I suggest a different interpretation that at least does not take Marcuse for a dreamer or an obscurantist, and that accords with his own emphasis on the importance of situating abstract concepts like "efficiency" in a concrete social context. From that standpoint, his concept of technological rationality cannot be identical with the formal concepts of efficiency and control, but must have a social content as a socially specific pattern of goal orientation.

There is in fact a need for such a concept, intermediary between the formal principles of economics and engineering and the applications of those principles in actual devices and systems. Technical principles only become historically active through a culture of technology. Applications are not designed in function of abstract technical principles alone but incorporate those principles only as they are embodied in concrete technical disciplines. As social institutions, those disciplines operate under various types of constraints, including social imperatives which influence their formulation of technical problems and solutions and show up in the applications they design.

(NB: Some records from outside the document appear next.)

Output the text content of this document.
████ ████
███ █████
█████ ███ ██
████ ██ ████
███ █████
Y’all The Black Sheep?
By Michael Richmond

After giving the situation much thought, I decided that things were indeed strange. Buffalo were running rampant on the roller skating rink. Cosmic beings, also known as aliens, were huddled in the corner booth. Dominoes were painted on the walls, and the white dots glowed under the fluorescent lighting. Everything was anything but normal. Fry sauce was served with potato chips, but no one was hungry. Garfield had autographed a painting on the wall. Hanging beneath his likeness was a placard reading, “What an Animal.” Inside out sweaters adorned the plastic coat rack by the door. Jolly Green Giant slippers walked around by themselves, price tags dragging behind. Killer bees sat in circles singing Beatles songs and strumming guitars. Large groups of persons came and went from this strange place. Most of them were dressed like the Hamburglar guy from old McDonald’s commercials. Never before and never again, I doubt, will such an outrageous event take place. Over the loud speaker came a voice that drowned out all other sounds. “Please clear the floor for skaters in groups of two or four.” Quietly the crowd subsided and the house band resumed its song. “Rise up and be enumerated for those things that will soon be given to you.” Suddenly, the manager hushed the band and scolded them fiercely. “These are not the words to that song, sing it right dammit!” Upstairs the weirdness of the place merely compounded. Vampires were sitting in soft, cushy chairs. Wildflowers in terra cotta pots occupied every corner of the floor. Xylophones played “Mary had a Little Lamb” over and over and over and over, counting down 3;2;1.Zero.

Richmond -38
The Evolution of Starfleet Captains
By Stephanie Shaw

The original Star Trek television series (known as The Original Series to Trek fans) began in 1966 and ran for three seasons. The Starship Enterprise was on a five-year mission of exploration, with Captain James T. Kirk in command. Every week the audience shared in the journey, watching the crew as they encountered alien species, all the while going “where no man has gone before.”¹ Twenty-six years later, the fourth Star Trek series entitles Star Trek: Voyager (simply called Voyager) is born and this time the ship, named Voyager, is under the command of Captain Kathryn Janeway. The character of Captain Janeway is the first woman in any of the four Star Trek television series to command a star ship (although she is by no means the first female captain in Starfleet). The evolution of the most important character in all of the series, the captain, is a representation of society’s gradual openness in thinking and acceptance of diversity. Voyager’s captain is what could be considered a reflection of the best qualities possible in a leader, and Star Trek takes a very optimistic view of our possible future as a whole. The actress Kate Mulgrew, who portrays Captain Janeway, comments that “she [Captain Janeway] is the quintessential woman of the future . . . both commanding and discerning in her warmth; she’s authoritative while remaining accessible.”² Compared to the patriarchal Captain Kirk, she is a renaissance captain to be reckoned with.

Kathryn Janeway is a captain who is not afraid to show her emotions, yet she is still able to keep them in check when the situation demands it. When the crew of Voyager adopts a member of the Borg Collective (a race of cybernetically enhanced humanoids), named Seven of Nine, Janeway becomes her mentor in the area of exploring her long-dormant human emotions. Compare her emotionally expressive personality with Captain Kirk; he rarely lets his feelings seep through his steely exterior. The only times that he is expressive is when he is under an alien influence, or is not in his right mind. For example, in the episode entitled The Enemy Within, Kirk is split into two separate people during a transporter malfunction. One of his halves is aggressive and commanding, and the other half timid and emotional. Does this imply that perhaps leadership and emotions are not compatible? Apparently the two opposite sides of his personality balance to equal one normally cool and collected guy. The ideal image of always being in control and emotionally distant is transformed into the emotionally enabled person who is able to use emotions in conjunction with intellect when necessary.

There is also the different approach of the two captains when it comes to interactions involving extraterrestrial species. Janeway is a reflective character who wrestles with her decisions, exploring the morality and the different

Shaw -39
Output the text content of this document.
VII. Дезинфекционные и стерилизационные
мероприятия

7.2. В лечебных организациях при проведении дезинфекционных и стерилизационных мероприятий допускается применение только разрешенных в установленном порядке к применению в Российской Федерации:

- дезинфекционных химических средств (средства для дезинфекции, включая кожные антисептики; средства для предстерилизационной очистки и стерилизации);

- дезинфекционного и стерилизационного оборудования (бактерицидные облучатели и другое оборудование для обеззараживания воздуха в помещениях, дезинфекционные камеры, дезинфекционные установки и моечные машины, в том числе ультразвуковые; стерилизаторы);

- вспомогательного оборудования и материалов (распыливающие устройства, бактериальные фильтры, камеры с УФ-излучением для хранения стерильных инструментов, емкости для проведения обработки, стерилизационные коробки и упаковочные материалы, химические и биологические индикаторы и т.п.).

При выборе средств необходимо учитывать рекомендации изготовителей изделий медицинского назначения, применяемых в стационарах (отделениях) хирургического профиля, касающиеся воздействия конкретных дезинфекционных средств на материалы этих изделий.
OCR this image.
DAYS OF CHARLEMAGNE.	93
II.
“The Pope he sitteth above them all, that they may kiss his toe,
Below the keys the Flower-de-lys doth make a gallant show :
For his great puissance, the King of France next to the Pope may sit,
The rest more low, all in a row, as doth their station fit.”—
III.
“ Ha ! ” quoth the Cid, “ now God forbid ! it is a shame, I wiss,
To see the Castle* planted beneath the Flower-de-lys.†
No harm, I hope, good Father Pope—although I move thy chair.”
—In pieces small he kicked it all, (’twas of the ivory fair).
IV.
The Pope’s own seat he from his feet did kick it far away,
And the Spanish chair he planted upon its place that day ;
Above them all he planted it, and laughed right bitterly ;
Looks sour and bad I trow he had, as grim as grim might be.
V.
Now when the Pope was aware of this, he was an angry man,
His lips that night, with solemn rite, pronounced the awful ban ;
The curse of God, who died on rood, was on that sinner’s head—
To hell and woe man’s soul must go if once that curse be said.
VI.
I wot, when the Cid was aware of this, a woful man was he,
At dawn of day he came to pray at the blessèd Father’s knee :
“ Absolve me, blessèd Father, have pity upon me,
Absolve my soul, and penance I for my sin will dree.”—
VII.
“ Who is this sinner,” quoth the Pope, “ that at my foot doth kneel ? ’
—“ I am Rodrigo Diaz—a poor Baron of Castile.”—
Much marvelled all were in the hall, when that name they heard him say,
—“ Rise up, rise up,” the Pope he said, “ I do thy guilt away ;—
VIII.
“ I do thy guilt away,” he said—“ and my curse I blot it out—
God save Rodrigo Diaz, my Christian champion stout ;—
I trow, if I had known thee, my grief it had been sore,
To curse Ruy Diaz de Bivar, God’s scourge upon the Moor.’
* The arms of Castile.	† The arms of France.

I suspect that what Marcuse meant by his term "technological rationality" was the most fundamental social imperatives in the form in which they are internalized by a technical culture. Such fundamental imperatives tie technology not just to a particular local experience but to consistent features of basic social formations such as class society, capitalism, socialism. They are embodied in the technical devices and systems that emerge from that culture and reinforce its basic values. In this sense technology can be said to be "political" without mystification or risk of confusion.

I can make sense of Marcuse's theory if it is conceived on these terms. At the level of the concrete historical forms of technical culture, there is room for a variety of different rationalities, and it is up to us to judge between them and chose the best. None are truly "neutral," not even modern technology which is no longer oriented toward a good in Plato's sense. Each embodies a historical project, a particular way of resolving the technically underdetermined aspects of the design of devices and systems.

It is true that capitalist technological rationality emerged through the destruction of inherited technai based on traditional values incompatible with the new system of production. It declared its "neutrality" over against the essences toward which these values oriented earlier technai. It is this abstention from essentializing that gives modern technology its peculiar positivist self-understanding and makes it appear to be "pure" of social influences. However, as Marcuse argued, the rejection of essentialized goals accomodated other values linked to problems of control of labor and resources encountered by capitalism in the course of its development. Far from being value neutral, modern technology is rooted in a specific valuative framework just like all other technologies. It differs only in that its most basic link to values is not explicitly formulated as an end as in a techne, but implicit in its systems of control.

Marcuse's appeal to aesthetic experience for a new locus of technological values was an attempt to introduce the claims of human beings and nature for a greater measure of peace, freedom, and fulfillment into the construction of technological rationality. The return of techne on a modern basis would not overthrow the technical principles underlying the existing technological rationality, but reorder them around other social imperatives and no doubt eventually lead to the discovery of new ones.

As we have seen, Marcuse was led to an aesthetic criterion for the technical logos in an attempt to reconstruct the concept of essence in a modern theoretical context. It is certainly possible to disagree with this criterion, but if one rejects Marcuse's approach, it seems to me one should be prepared to offer another one. For, the question of the age remains the one he addressed. Let me reformulate it in conclusion: how are we to bring technology under the conscious control of normative principles rather than moving blindly forward under the momentum of an inherited system shaped by scarcities and struggles that can now be overcome in the rich and powerful society technology itself has created?